A lot of Toolserver users run a MediaWiki bot framework called pywikipediabot to perform maintenance tasks on Wikipedia, such as fixing spelling errors or double redirects, and adding interwiki links to articles.
Unfortunately, some of these bots are rather excessive in their memory use. In the past, it was usual to see a few interwiki bots using 500MB+ each. Recently, support for caching to disk (instead of using RAM) was added to pywikipediabot. Hopefully, this will help reduce the memory use of these bots. Next on the list: a Java program called “Linky”, which is apparently some kind of IRC bot. There are 9 copies of Linky running on the toolserver, using 100MB each—that’s 900MB, or nearly ⅛th of the system’s total memory—dedicated to just that.
The problem with running a shared server is that users often don’t realise how many resources they’re using. If you’re running a bot at home, using 100MB RAM is probably fine. But when you have to share available resources with other people, you need to start looking more closely at your resource use, and perhaps spend some time reducing it. (If you think about it for a moment, 100MB just for an IRC bot is a little excessive, isn’t it?)
The main technical restriction for memory use on the toolserver is a homemade daemon called slayerd, which starts killing users’ processses when they use more than the limit (currently set at 1GB). This is mainly intended to stop runaway processes than enforce policy—usually an administrator will start killing processes long before 1GB, if they’re noticed. The only way to really fix the problem is to educate users about the problem. Of course, the problem then is treading the line between gentle reminders, and whining ;-)
#1 by Darkoneko at June 2nd, 2008
God, 100MB for an IRC bot… ? I know java tend to be a memory whore, but still, that’s impressive…
#2 by Tim Landscheidt at June 3rd, 2008
BTW, what is the purpose of running multiple instances of Interwiki bots (with the same code base)? Should not one bot have the same effect?
#3 by Darkoneko at June 3rd, 2008
One is the time a robot takes to make a full loop of the article list (especially on the biggest wikis)
The other is the fact they are launched from several different wikipedia (and since their analyse starts from the origin wiki, the article list is different). if, for example, someone starts an article on [[aaa]] on frwiki, put interwikis on it but does not update the other wiki’s interwiki list (common case), that page will only be seen from a bot having the french wikipedia as origin.
sorry if I’m not too clear :)
#4 by Tim Landscheidt at June 5th, 2008
I’m still not convinced :-). A thoughtfully engineered single bot should consume considerably less ressources than a bunch of not synchronized ones. But as long as RAM and CPU speed are cheap … :-)

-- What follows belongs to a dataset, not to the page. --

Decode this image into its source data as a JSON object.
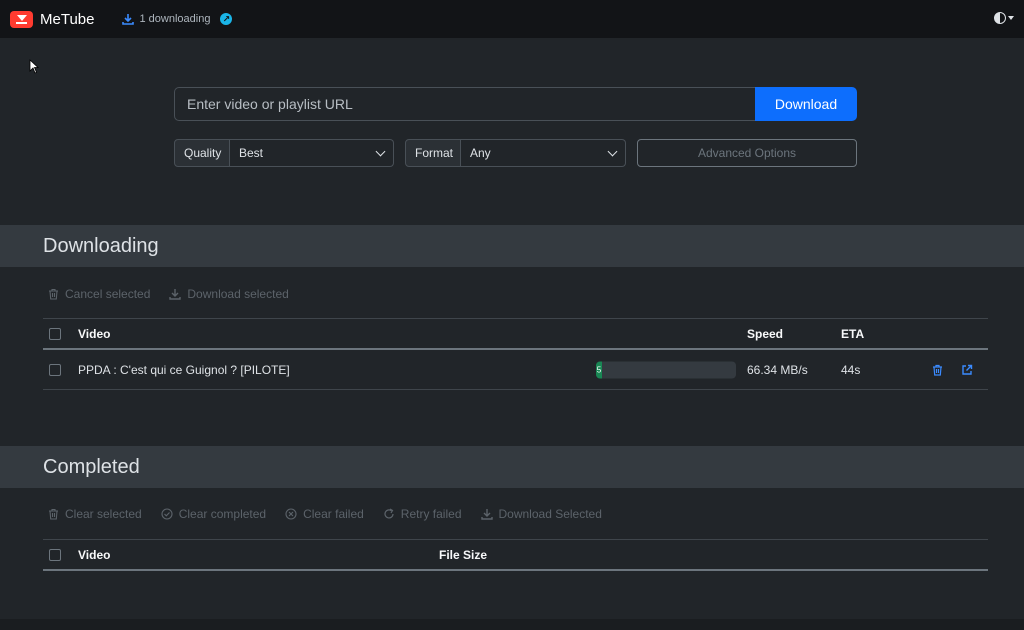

#5 by Darkoneko at June 5th, 2008
Well, I never said they were not useful :)
I don’t think we need more than 2 bots starting from each major wiki. but there’s no organisation.
#6 by Platonides at June 10th, 2008
I have a linking bot working with less than 2Mb (and still most of it is probably the runtime). It’s true that it’s not in java but… How did they code it so badly to need 100Mb??